PERSILLADE – a mixture of parsley and garlic used to finish dishes
SAUCES
French sauces are considered one of the highest expressions of culinary art. The five foundational hot sauces from which many others are derived from mother sauces:
BÉCHAMEL – milk-based white sauce thickened with roux.
VELOUTÉ – light stock-based sauce (chicken, veal, fish) thickened with roux.
ESPAGNOLE – brown stock-based sauce thickened with roux.
HOLLANDAISE – a warm emulsion of egg yolks and melted butter.
TOMATE – tomato-based sauce.
A roux is a classic thickening agent made by blending butter and flour and then cooking the mixture to remove the raw flour taste. Roux forms the base of many sauces, soups, and stews, its color and flavor vary depending on how long it’s cooked:
– briefly for a white roux used in white sauces like béchamel;
– longer for a golden roux, used for velouté sauces;
– darker brown shade and nutty flavor, used in darker sauces like espagnole.

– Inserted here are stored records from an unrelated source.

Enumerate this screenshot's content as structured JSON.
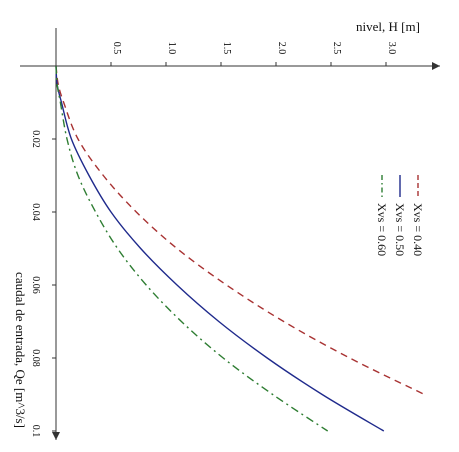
{
  "chart_data": {
    "type": "line",
    "title": "",
    "xlabel": "nivel, H [m]",
    "ylabel": "caudal de entrada, Qe [m^3/s]",
    "xlim": [
      0,
      3.4
    ],
    "ylim": [
      0,
      0.1
    ],
    "xticks": [
      "0.5",
      "1.0",
      "1.5",
      "2.0",
      "2.5",
      "3.0"
    ],
    "xtick_values": [
      0.5,
      1.0,
      1.5,
      2.0,
      2.5,
      3.0
    ],
    "yticks": [
      "0.02",
      "0.04",
      "0.06",
      "0.08",
      "0.1"
    ],
    "ytick_values": [
      0.02,
      0.04,
      0.06,
      0.08,
      0.1
    ],
    "grid": false,
    "legend_position": "top-right",
    "series": [
      {
        "name": "Xvs = 0.40",
        "color": "#a83232",
        "dash": "dashed",
        "points": [
          [
            0,
            0
          ],
          [
            0.02,
            0.005
          ],
          [
            0.07,
            0.01
          ],
          [
            0.2,
            0.02
          ],
          [
            0.43,
            0.03
          ],
          [
            0.73,
            0.04
          ],
          [
            1.1,
            0.05
          ],
          [
            1.55,
            0.06
          ],
          [
            2.07,
            0.07
          ],
          [
            2.67,
            0.08
          ],
          [
            3.35,
            0.09
          ]
        ]
      },
      {
        "name": "Xvs = 0.50",
        "color": "#1f2a8c",
        "dash": "solid",
        "points": [
          [
            0,
            0
          ],
          [
            0.01,
            0.005
          ],
          [
            0.05,
            0.01
          ],
          [
            0.14,
            0.02
          ],
          [
            0.3,
            0.03
          ],
          [
            0.5,
            0.04
          ],
          [
            0.77,
            0.05
          ],
          [
            1.1,
            0.06
          ],
          [
            1.48,
            0.07
          ],
          [
            1.92,
            0.08
          ],
          [
            2.42,
            0.09
          ],
          [
            2.98,
            0.1
          ]
        ]
      },
      {
        "name": "Xvs = 0.60",
        "color": "#2e7d32",
        "dash": "dashdot",
        "points": [
          [
            0,
            0
          ],
          [
            0.01,
            0.005
          ],
          [
            0.04,
            0.01
          ],
          [
            0.1,
            0.02
          ],
          [
            0.2,
            0.03
          ],
          [
            0.36,
            0.04
          ],
          [
            0.56,
            0.05
          ],
          [
            0.82,
            0.06
          ],
          [
            1.14,
            0.07
          ],
          [
            1.52,
            0.08
          ],
          [
            1.97,
            0.09
          ],
          [
            2.47,
            0.1
          ]
        ]
      }
    ]
  }
}
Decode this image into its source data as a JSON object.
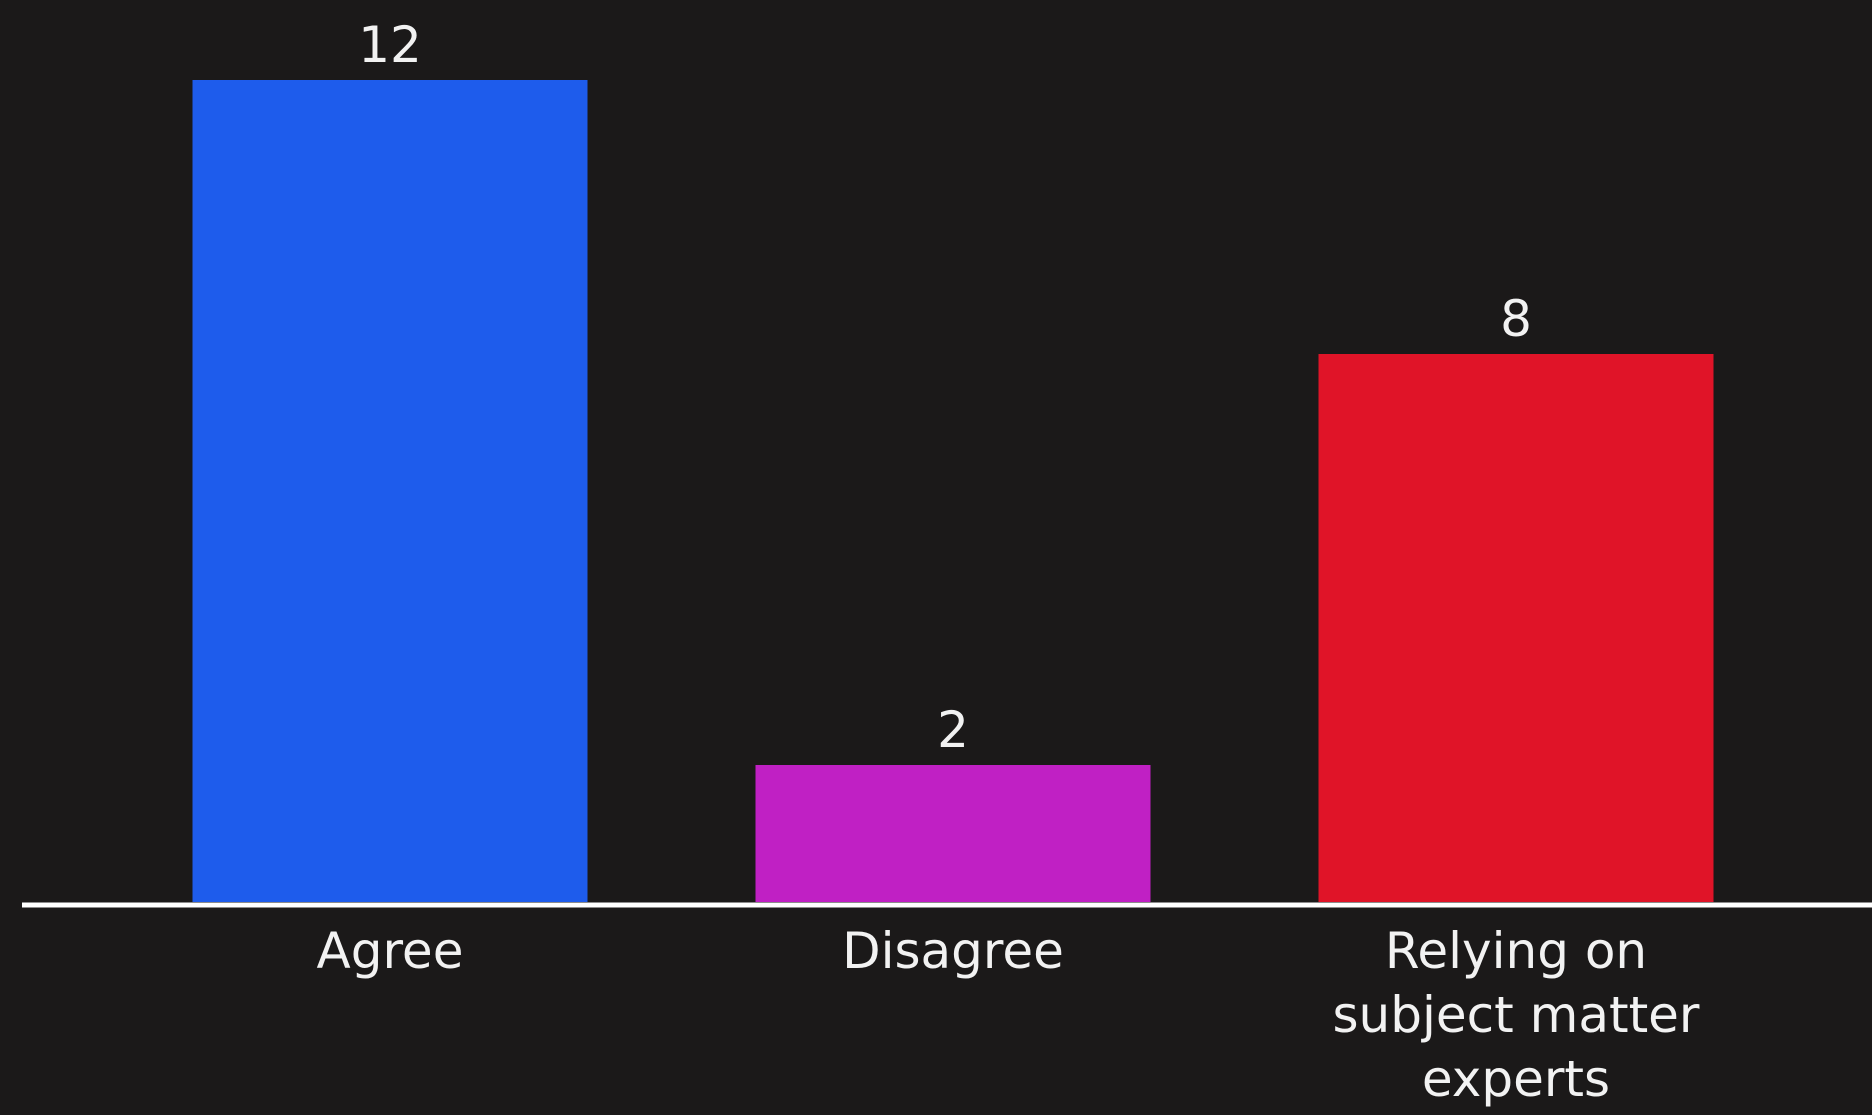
{
  "chart_data": {
    "type": "bar",
    "categories": [
      "Agree",
      "Disagree",
      "Relying on subject matter experts"
    ],
    "category_lines": [
      [
        "Agree"
      ],
      [
        "Disagree"
      ],
      [
        "Relying on",
        "subject matter",
        "experts"
      ]
    ],
    "values": [
      12,
      2,
      8
    ],
    "data_labels": [
      "12",
      "2",
      "8"
    ],
    "colors": [
      "#1e5cec",
      "#c020c4",
      "#e01428"
    ],
    "ylim": [
      0,
      12
    ],
    "grid": false,
    "legend": "none",
    "title": "",
    "xlabel": "",
    "ylabel": ""
  },
  "colors": {
    "background": "#1b1919",
    "axis": "#ffffff",
    "text": "#f2f2f2"
  }
}
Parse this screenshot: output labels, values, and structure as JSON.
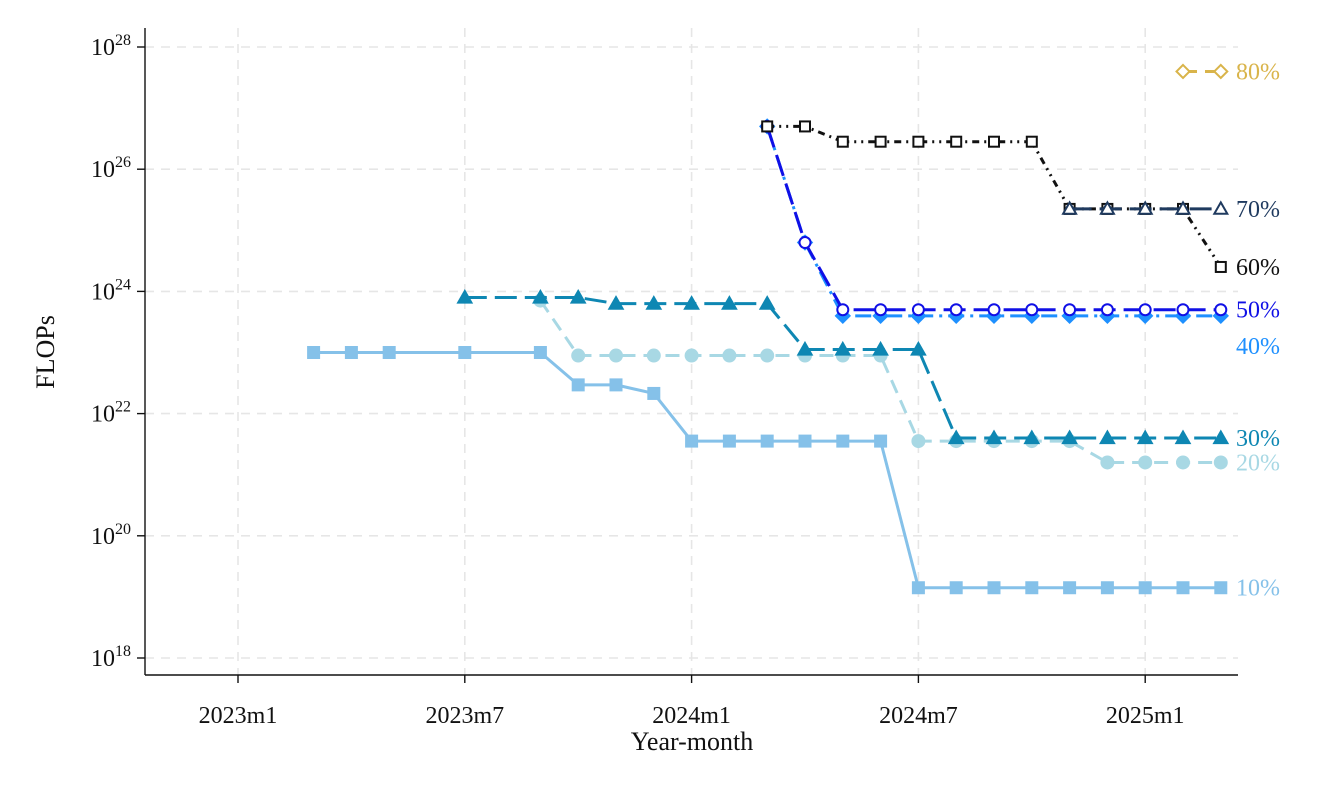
{
  "chart_data": {
    "type": "line",
    "xlabel": "Year-month",
    "ylabel": "FLOPs",
    "xlim": [
      "2022-10",
      "2025-05"
    ],
    "ylim_log10": [
      17.8,
      28.4
    ],
    "y_scale": "log",
    "x_ticks": [
      {
        "value": "2023-01",
        "label": "2023m1"
      },
      {
        "value": "2023-07",
        "label": "2023m7"
      },
      {
        "value": "2024-01",
        "label": "2024m1"
      },
      {
        "value": "2024-07",
        "label": "2024m7"
      },
      {
        "value": "2025-01",
        "label": "2025m1"
      }
    ],
    "y_ticks": [
      {
        "log10": 18,
        "base": "10",
        "exp": "18"
      },
      {
        "log10": 20,
        "base": "10",
        "exp": "20"
      },
      {
        "log10": 22,
        "base": "10",
        "exp": "22"
      },
      {
        "log10": 24,
        "base": "10",
        "exp": "24"
      },
      {
        "log10": 26,
        "base": "10",
        "exp": "26"
      },
      {
        "log10": 28,
        "base": "10",
        "exp": "28"
      }
    ],
    "grid": true,
    "series": [
      {
        "name": "10%",
        "color": "#85c1e9",
        "dash": "solid",
        "marker": "square-filled",
        "points": [
          [
            "2023-03",
            23.0
          ],
          [
            "2023-04",
            23.0
          ],
          [
            "2023-05",
            23.0
          ],
          [
            "2023-07",
            23.0
          ],
          [
            "2023-09",
            23.0
          ],
          [
            "2023-10",
            22.47
          ],
          [
            "2023-11",
            22.47
          ],
          [
            "2023-12",
            22.33
          ],
          [
            "2024-01",
            21.55
          ],
          [
            "2024-02",
            21.55
          ],
          [
            "2024-03",
            21.55
          ],
          [
            "2024-04",
            21.55
          ],
          [
            "2024-05",
            21.55
          ],
          [
            "2024-06",
            21.55
          ],
          [
            "2024-07",
            19.15
          ],
          [
            "2024-08",
            19.15
          ],
          [
            "2024-09",
            19.15
          ],
          [
            "2024-10",
            19.15
          ],
          [
            "2024-11",
            19.15
          ],
          [
            "2024-12",
            19.15
          ],
          [
            "2025-01",
            19.15
          ],
          [
            "2025-02",
            19.15
          ],
          [
            "2025-03",
            19.15
          ]
        ]
      },
      {
        "name": "20%",
        "color": "#a8d8e4",
        "dash": "dash",
        "marker": "circle-filled",
        "points": [
          [
            "2023-09",
            23.85
          ],
          [
            "2023-10",
            22.95
          ],
          [
            "2023-11",
            22.95
          ],
          [
            "2023-12",
            22.95
          ],
          [
            "2024-01",
            22.95
          ],
          [
            "2024-02",
            22.95
          ],
          [
            "2024-03",
            22.95
          ],
          [
            "2024-04",
            22.95
          ],
          [
            "2024-05",
            22.95
          ],
          [
            "2024-06",
            22.95
          ],
          [
            "2024-07",
            21.55
          ],
          [
            "2024-08",
            21.55
          ],
          [
            "2024-09",
            21.55
          ],
          [
            "2024-10",
            21.55
          ],
          [
            "2024-11",
            21.55
          ],
          [
            "2024-12",
            21.2
          ],
          [
            "2025-01",
            21.2
          ],
          [
            "2025-02",
            21.2
          ],
          [
            "2025-03",
            21.2
          ]
        ]
      },
      {
        "name": "30%",
        "color": "#0e87b3",
        "dash": "longdash",
        "marker": "triangle-filled",
        "points": [
          [
            "2023-07",
            23.9
          ],
          [
            "2023-09",
            23.9
          ],
          [
            "2023-10",
            23.9
          ],
          [
            "2023-11",
            23.8
          ],
          [
            "2023-12",
            23.8
          ],
          [
            "2024-01",
            23.8
          ],
          [
            "2024-02",
            23.8
          ],
          [
            "2024-03",
            23.8
          ],
          [
            "2024-04",
            23.05
          ],
          [
            "2024-05",
            23.05
          ],
          [
            "2024-06",
            23.05
          ],
          [
            "2024-07",
            23.05
          ],
          [
            "2024-08",
            21.6
          ],
          [
            "2024-09",
            21.6
          ],
          [
            "2024-10",
            21.6
          ],
          [
            "2024-11",
            21.6
          ],
          [
            "2024-12",
            21.6
          ],
          [
            "2025-01",
            21.6
          ],
          [
            "2025-02",
            21.6
          ],
          [
            "2025-03",
            21.6
          ]
        ]
      },
      {
        "name": "40%",
        "color": "#1e90ff",
        "dash": "dashdot",
        "marker": "diamond-filled",
        "points": [
          [
            "2024-03",
            26.7
          ],
          [
            "2024-04",
            24.8
          ],
          [
            "2024-05",
            23.6
          ],
          [
            "2024-06",
            23.6
          ],
          [
            "2024-07",
            23.6
          ],
          [
            "2024-08",
            23.6
          ],
          [
            "2024-09",
            23.6
          ],
          [
            "2024-10",
            23.6
          ],
          [
            "2024-11",
            23.6
          ],
          [
            "2024-12",
            23.6
          ],
          [
            "2025-01",
            23.6
          ],
          [
            "2025-02",
            23.6
          ],
          [
            "2025-03",
            23.6
          ]
        ]
      },
      {
        "name": "50%",
        "color": "#1010e6",
        "dash": "longdash",
        "marker": "circle-open",
        "points": [
          [
            "2024-03",
            26.7
          ],
          [
            "2024-04",
            24.8
          ],
          [
            "2024-05",
            23.7
          ],
          [
            "2024-06",
            23.7
          ],
          [
            "2024-07",
            23.7
          ],
          [
            "2024-08",
            23.7
          ],
          [
            "2024-09",
            23.7
          ],
          [
            "2024-10",
            23.7
          ],
          [
            "2024-11",
            23.7
          ],
          [
            "2024-12",
            23.7
          ],
          [
            "2025-01",
            23.7
          ],
          [
            "2025-02",
            23.7
          ],
          [
            "2025-03",
            23.7
          ]
        ]
      },
      {
        "name": "60%",
        "color": "#111111",
        "dash": "dashdotdot",
        "marker": "square-open",
        "points": [
          [
            "2024-03",
            26.7
          ],
          [
            "2024-04",
            26.7
          ],
          [
            "2024-05",
            26.45
          ],
          [
            "2024-06",
            26.45
          ],
          [
            "2024-07",
            26.45
          ],
          [
            "2024-08",
            26.45
          ],
          [
            "2024-09",
            26.45
          ],
          [
            "2024-10",
            26.45
          ],
          [
            "2024-11",
            25.35
          ],
          [
            "2024-12",
            25.35
          ],
          [
            "2025-01",
            25.35
          ],
          [
            "2025-02",
            25.35
          ],
          [
            "2025-03",
            24.4
          ]
        ]
      },
      {
        "name": "70%",
        "color": "#1f3a5f",
        "dash": "longdash",
        "marker": "triangle-open",
        "points": [
          [
            "2024-11",
            25.35
          ],
          [
            "2024-12",
            25.35
          ],
          [
            "2025-01",
            25.35
          ],
          [
            "2025-02",
            25.35
          ],
          [
            "2025-03",
            25.35
          ]
        ]
      },
      {
        "name": "80%",
        "color": "#d9b44a",
        "dash": "dash",
        "marker": "diamond-open",
        "points": [
          [
            "2025-02",
            27.6
          ],
          [
            "2025-03",
            27.6
          ]
        ]
      }
    ]
  }
}
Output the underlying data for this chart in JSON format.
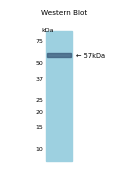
{
  "title": "Western Blot",
  "kdal_label": "kDa",
  "yticks": [
    75,
    50,
    37,
    25,
    20,
    15,
    10
  ],
  "gel_bg_color": "#9dd0e0",
  "band_color": "#3a5a7a",
  "band_alpha": 0.75,
  "arrow_label": "← 57kDa",
  "ymin": 8,
  "ymax": 90,
  "fig_bg_color": "#ffffff",
  "title_fontsize": 5.2,
  "tick_fontsize": 4.5,
  "arrow_fontsize": 4.8,
  "kda_label_fontsize": 4.5
}
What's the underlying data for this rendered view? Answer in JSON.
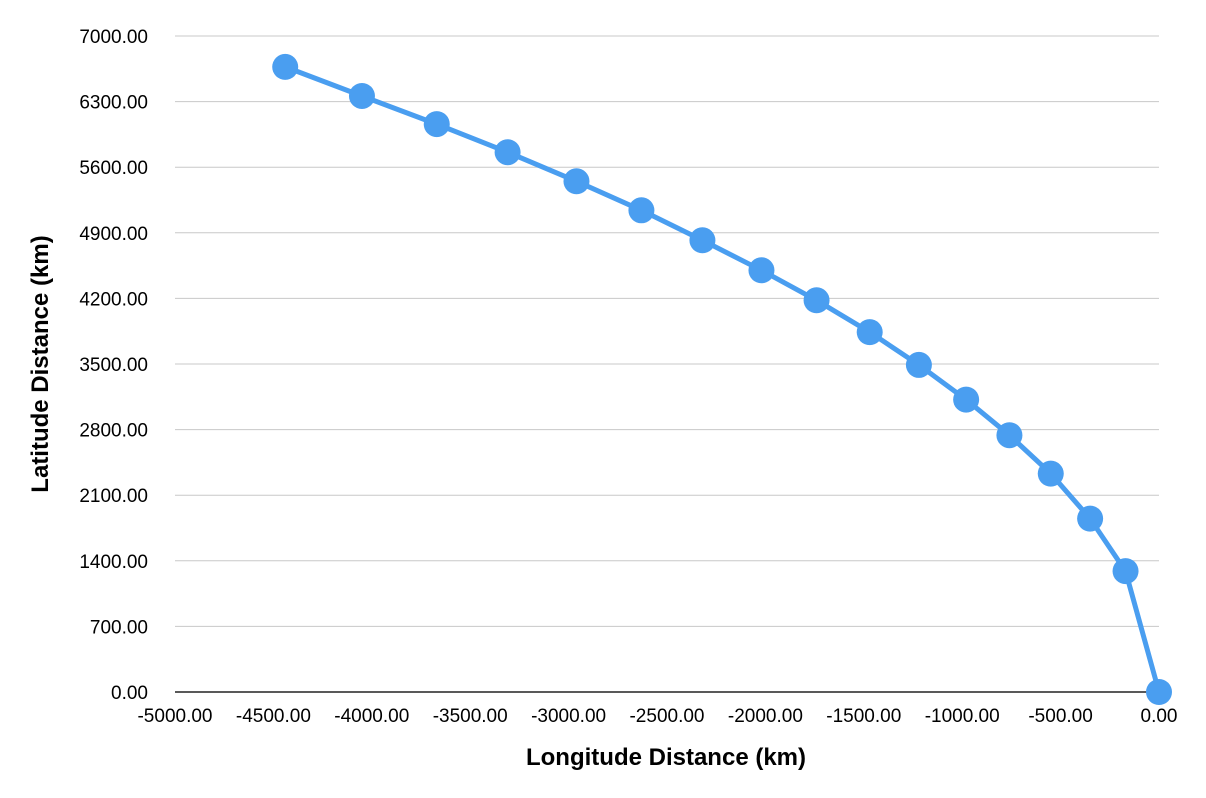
{
  "chart_data": {
    "type": "line",
    "title": "",
    "xlabel": "Longitude Distance (km)",
    "ylabel": "Latitude Distance (km)",
    "xlim": [
      -5000,
      0
    ],
    "ylim": [
      0,
      7000
    ],
    "x_ticks": [
      -5000,
      -4500,
      -4000,
      -3500,
      -3000,
      -2500,
      -2000,
      -1500,
      -1000,
      -500,
      0
    ],
    "y_ticks": [
      0,
      700,
      1400,
      2100,
      2800,
      3500,
      4200,
      4900,
      5600,
      6300,
      7000
    ],
    "x_tick_labels": [
      "-5000.00",
      "-4500.00",
      "-4000.00",
      "-3500.00",
      "-3000.00",
      "-2500.00",
      "-2000.00",
      "-1500.00",
      "-1000.00",
      "-500.00",
      "0.00"
    ],
    "y_tick_labels": [
      "0.00",
      "700.00",
      "1400.00",
      "2100.00",
      "2800.00",
      "3500.00",
      "4200.00",
      "4900.00",
      "5600.00",
      "6300.00",
      "7000.00"
    ],
    "grid": true,
    "legend": "none",
    "series": [
      {
        "color": "#4a9ef0",
        "points": [
          {
            "x": -4440,
            "y": 6670
          },
          {
            "x": -4050,
            "y": 6360
          },
          {
            "x": -3670,
            "y": 6060
          },
          {
            "x": -3310,
            "y": 5760
          },
          {
            "x": -2960,
            "y": 5450
          },
          {
            "x": -2630,
            "y": 5140
          },
          {
            "x": -2320,
            "y": 4820
          },
          {
            "x": -2020,
            "y": 4500
          },
          {
            "x": -1740,
            "y": 4180
          },
          {
            "x": -1470,
            "y": 3840
          },
          {
            "x": -1220,
            "y": 3490
          },
          {
            "x": -980,
            "y": 3120
          },
          {
            "x": -760,
            "y": 2740
          },
          {
            "x": -550,
            "y": 2330
          },
          {
            "x": -350,
            "y": 1850
          },
          {
            "x": -170,
            "y": 1290
          },
          {
            "x": 0,
            "y": 0
          }
        ]
      }
    ]
  }
}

Secondary sauces are derived from mother sauces by adding additional ingredients:
From béchamel come MORNAY with cheese and SOUBISE with onion purée.
From velouté derive ALLEMANDE with eggs and cream and SUPRÊME with cream.
From espagnole emerge DEMI-GLACE and BORDELAISE with red wine.
From hollandaise spring BÉARNAISE with tarragon and shallots and MOUSSELINE with whipped cream.
Some other cold emulsified sauces are:
MAYONNAISE – cold emulsion of egg yolks and oil.
VINAIGRETTE – emulsion of oil and vinegar.
RÉMOULADE – mayonnaise-based sauce with herbs and capers.
AIOLI – garlic mayonnaise popular in southern France.
At the core of every sauce specific methods, timing, and temperature control are required to achieve the desired result.